I know you don’t have time. We all have too much to do and the thought of taking an hour to review everything we have to do seems a bit crazy. Unfortunately we praise people who are always busy but ask yourself are they really effective or just busy? I learned about the weekly review from David Allen in his book Getting Things Done. I did my first weekly review after reading that book and I’ve continued since that day to do them.
It’s hard to break away and stop to reflect on what you are doing and where you are going.
I’m going to walk you through the process step by step and give you my tips to make this really effective tool.
Here’s the steps I take:
- Collect all loose paper and materials. Find everything! Dump out your bag look at your notepads. Don’t process now just collect.
- Empty your head. Write down anything you have on your mind and place in you inbox.
- Process those loose paper and all your inboxes to zero. Now’s the time to decide what to do with papers you collected. Make new projects or new next actions.
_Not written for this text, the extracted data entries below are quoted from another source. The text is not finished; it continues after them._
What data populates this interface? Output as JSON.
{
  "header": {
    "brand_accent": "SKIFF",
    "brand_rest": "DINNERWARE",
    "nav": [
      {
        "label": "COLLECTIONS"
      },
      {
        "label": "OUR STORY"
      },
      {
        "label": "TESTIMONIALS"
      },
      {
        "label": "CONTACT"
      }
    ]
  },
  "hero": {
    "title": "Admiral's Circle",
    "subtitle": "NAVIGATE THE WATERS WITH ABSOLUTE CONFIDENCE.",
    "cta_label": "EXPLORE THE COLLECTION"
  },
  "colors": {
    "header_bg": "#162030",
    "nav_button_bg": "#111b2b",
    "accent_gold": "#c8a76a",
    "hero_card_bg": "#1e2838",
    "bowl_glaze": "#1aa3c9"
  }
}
- Review your previous calendar. Reflect on the meetings and remind yourself of any commitments you may have let slip.
- Review your upcoming calendar. Think about what you need to do to prep for what you committed yourself to doing next week.
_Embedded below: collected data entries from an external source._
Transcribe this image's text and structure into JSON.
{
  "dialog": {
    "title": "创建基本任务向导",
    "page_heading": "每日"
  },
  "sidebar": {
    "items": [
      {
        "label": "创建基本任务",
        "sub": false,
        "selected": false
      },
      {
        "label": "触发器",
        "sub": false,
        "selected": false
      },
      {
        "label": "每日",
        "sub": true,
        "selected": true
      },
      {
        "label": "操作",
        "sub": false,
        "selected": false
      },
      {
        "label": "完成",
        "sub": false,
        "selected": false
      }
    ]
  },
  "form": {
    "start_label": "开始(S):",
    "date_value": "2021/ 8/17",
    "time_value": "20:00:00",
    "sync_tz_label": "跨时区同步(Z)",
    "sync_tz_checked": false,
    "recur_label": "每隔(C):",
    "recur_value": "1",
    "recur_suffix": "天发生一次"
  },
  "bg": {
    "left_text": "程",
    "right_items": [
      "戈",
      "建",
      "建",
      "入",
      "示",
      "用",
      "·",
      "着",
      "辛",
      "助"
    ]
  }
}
- Review your project list. You should one comprehension list of all your active projects. It’s a good time to mark off completed projects. You could have new projects added from processing your inbox. Make sure each project has a next action associated with them.
- Review you’re your next action list. Look for deadlines that are coming up or next actions that require a lot of time or energy from you.
- Review your waiting for list. This is a great time to see what’s out there.
- Review any relevant checklists. Do you have a trip next week – pull out your packing checklist and add it to your project folder.
- Review your someday/maybe list. A tip that I found useful was to try and move one item from your someday/maybe list to your next action list. This way your list isn’t some stale stagnant list but something you are actually working on.
- Review your action support files. This will keep your files current and not filled with out of date information. Also this is a great time to archive stuff.
- Review your goals. You have goals written down right?
- Review your tickler file. This was another tip I picked up from David Allen. A tickler file is a system for filing information based on a date in the future. It consists of 43 files one for each month and one for each day of the month. Here’s a post about my tickler file setup.
- Be creative! Take a moment and things about those crazy ideas.
For those of you who use Evernote click here for my note with a weekly review checklist.
If your boss take’s offense to you pausing for an hour a week to do this. You may have to get creative when you do your reviews. Come in a little early and spend that time doing a review or take half of your lunch time and review things. Take an hour Sunday and review it all, it’s really one of the best times to do a review.
The weekly review can seem time consuming but shouldn’t take more than an hour to do if you’re organized and efficient. If you keep your email inbox processed once every 24 hours you will be way ahead of the game when your weekly review rolls around.